The AirPenguin is equipped with a microcontroller which gives it the free will to explore a pre-defined air space. The microcontroller also controls a total of nine digital actuators for the wings, head and tail sections. Hence, the AirPenguin has autonomous self-regulating systems with collective behaviors.

Accordingly, this research project of Festo’s Bionic Learning Network will hopefully help “for future requirements in the automation of production processes.”


 Jellyfishes are truly lovely to look at, but just too itchy to be touched. But more than that stinging feature, these creatures which are approximately 99% water have efficiently adopted themselves to both salt and freshwater. They are very amazing sea animals that guys in Festo, again, made a robotic version of them called Aquajelly.

Aquajelly is an artificial self-supporting jellyfish with an electric drive and an intelligent, adaptive mechanical system. It is made up of a translucent hemisphere, a central watertight body (which houses the central electric motor, two lithium-ion polymer accumulator batteries, the charging control unit, and the several actuators), and eight tentacles for propulsion designed to emulate swarming behavior.

Inside the Aquajelly’s translucent hemisphere is an annular control board with integrated pressure, light and radio sensors. The pressure sensor helps the Aquajelly determine its precise location (through its depth in the basin) at all times so it can reposition itself within a specific pressure zone. Secondly, the radio sensor enables communication at the water’s surface between several Aquajellies. The third sensor, light, is the principal communication medium under water.
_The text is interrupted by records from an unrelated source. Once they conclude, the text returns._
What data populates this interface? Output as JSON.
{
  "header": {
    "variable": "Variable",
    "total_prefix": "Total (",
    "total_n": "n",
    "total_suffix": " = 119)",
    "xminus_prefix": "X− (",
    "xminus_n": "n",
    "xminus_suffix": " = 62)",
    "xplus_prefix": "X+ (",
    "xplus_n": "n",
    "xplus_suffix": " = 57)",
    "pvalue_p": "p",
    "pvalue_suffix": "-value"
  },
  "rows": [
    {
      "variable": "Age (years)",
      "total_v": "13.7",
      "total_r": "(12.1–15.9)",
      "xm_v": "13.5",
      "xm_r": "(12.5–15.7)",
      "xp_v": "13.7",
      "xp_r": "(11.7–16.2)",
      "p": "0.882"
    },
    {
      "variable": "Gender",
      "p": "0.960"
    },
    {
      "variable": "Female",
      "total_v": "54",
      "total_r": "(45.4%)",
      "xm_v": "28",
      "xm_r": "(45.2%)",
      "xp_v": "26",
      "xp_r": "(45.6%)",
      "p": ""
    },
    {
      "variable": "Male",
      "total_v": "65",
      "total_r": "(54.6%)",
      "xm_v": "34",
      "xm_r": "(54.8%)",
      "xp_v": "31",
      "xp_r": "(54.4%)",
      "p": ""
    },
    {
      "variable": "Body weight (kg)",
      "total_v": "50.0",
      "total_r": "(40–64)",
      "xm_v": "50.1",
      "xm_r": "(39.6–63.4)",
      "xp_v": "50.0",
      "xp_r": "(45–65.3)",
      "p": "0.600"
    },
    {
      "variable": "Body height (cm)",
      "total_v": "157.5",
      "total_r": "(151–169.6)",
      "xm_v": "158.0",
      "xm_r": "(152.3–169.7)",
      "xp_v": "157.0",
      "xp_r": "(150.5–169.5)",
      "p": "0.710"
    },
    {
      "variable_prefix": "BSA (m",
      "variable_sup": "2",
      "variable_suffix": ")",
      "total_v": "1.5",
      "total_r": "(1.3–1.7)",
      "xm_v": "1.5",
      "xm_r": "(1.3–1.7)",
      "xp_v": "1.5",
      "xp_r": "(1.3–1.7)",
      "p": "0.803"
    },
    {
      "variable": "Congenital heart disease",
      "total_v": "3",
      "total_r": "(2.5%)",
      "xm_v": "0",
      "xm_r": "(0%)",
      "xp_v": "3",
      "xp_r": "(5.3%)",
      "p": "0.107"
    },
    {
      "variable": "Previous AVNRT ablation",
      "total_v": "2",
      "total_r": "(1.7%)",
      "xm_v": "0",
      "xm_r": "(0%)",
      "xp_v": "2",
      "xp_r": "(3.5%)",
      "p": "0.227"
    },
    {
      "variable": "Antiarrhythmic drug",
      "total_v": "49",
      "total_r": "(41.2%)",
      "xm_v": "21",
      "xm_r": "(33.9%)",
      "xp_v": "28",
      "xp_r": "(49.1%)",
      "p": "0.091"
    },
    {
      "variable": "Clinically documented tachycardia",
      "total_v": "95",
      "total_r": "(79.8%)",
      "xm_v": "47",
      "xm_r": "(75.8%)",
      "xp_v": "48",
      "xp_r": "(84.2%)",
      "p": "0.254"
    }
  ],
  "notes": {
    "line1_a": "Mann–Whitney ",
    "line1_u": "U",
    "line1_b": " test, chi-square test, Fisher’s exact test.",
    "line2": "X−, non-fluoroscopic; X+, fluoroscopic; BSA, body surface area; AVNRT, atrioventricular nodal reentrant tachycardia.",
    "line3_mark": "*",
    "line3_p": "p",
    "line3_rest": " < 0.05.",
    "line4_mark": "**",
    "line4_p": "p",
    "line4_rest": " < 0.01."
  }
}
For example, when an Aquajelly receives a positional signal from another approaching jellyfish, it can actually take evasive action.

Aside from the sensors that monitor surroundings, it is also fitted with an internal sensor that monitors its energy conditions; hence, the Aquajelly is rechargeable. It has a charging control unit on its outside, and it continuously communicates with a charging station located above the water to ensure that it is supplied with sufficient energy. It simply approaches a station for recharging which takes around three hours.
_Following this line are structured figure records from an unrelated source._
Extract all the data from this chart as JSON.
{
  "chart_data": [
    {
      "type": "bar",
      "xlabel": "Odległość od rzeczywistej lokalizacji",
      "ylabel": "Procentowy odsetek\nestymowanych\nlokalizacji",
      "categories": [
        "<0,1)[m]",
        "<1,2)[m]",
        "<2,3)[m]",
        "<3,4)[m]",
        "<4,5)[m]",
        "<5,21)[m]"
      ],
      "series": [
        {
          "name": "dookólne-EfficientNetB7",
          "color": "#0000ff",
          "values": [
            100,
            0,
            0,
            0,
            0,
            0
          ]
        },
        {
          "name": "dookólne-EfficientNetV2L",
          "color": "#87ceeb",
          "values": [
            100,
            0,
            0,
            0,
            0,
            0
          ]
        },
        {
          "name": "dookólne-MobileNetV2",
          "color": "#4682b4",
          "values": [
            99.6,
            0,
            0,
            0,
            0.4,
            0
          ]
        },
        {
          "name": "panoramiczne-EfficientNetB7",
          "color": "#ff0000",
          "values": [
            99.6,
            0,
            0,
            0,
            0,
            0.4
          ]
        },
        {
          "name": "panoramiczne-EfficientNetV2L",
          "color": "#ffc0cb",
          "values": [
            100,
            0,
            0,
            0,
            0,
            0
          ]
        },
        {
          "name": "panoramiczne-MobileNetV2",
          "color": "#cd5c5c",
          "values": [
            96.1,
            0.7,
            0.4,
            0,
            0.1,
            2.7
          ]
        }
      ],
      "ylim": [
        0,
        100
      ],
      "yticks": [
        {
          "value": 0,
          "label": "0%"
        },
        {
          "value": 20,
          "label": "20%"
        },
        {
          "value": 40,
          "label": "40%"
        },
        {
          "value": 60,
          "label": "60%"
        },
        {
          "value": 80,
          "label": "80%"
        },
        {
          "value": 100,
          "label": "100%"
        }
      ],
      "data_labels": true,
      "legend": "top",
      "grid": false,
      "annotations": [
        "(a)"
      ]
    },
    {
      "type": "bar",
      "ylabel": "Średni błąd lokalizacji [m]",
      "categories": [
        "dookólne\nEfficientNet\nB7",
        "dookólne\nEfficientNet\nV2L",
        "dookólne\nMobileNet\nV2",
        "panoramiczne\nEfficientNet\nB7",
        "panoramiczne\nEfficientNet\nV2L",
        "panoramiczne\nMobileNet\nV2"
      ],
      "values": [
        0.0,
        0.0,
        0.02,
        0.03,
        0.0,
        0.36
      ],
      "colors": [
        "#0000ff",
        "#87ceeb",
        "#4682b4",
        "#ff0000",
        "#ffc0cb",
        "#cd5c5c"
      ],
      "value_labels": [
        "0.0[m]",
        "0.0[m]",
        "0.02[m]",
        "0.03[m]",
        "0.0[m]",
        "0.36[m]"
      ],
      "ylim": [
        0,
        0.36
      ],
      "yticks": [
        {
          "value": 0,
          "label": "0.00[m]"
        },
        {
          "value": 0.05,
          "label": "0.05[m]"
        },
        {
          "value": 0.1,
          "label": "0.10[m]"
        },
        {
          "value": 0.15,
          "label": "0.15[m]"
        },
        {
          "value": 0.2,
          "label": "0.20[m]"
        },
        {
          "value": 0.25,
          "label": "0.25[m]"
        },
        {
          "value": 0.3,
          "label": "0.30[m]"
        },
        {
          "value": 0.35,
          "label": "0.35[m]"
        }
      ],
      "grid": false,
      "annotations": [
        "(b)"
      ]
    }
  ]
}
Truly, the Aquajelly is another wonder in the field of robotics.


Dogs are man’s best friends. They are really loyal and dependable pets. Almost everyone has dog(s) at home. But not anyone can commit to the responsibility of having them as pets, or that others have allergy to their hairs. Maybe, this is why people in Japan invented a robotic pet named AIBO.

AIBO stands for Artificial Intelligence robot (homonymous with “pal” or “partner” in Japanese) and was designed and manufactured by Sony. It was introduced on May 11, 1999 and there have been several different models ever since.

 AIBO is autonomous; it can walk, it can see its environment through its camera, and it can recognize spoken commands in Spanish and English. Its reactions are based on certain external stimuli from their owner, their environment, and from other AIBOs. A fully mature robot can understand and obey up to 100 voice commands.

 There was an International AIBO Convention which took place every year at Sony Robotics Tower in Shinjuku prefecture. The convention usually features AIBO advertisements, free accessories, freeware and open-source download, and many others. Moreover, there was the yearly RoboCup Four-Legged Robot Soccer League where competitors would program a team of AIBO robots to play soccer games against another.

On January 26, 2006 Sony announced that it would discontinue AIBO. However, AIBO will still be supported until 2003 and AIBO technology will continue to be developed for use in other consumer products.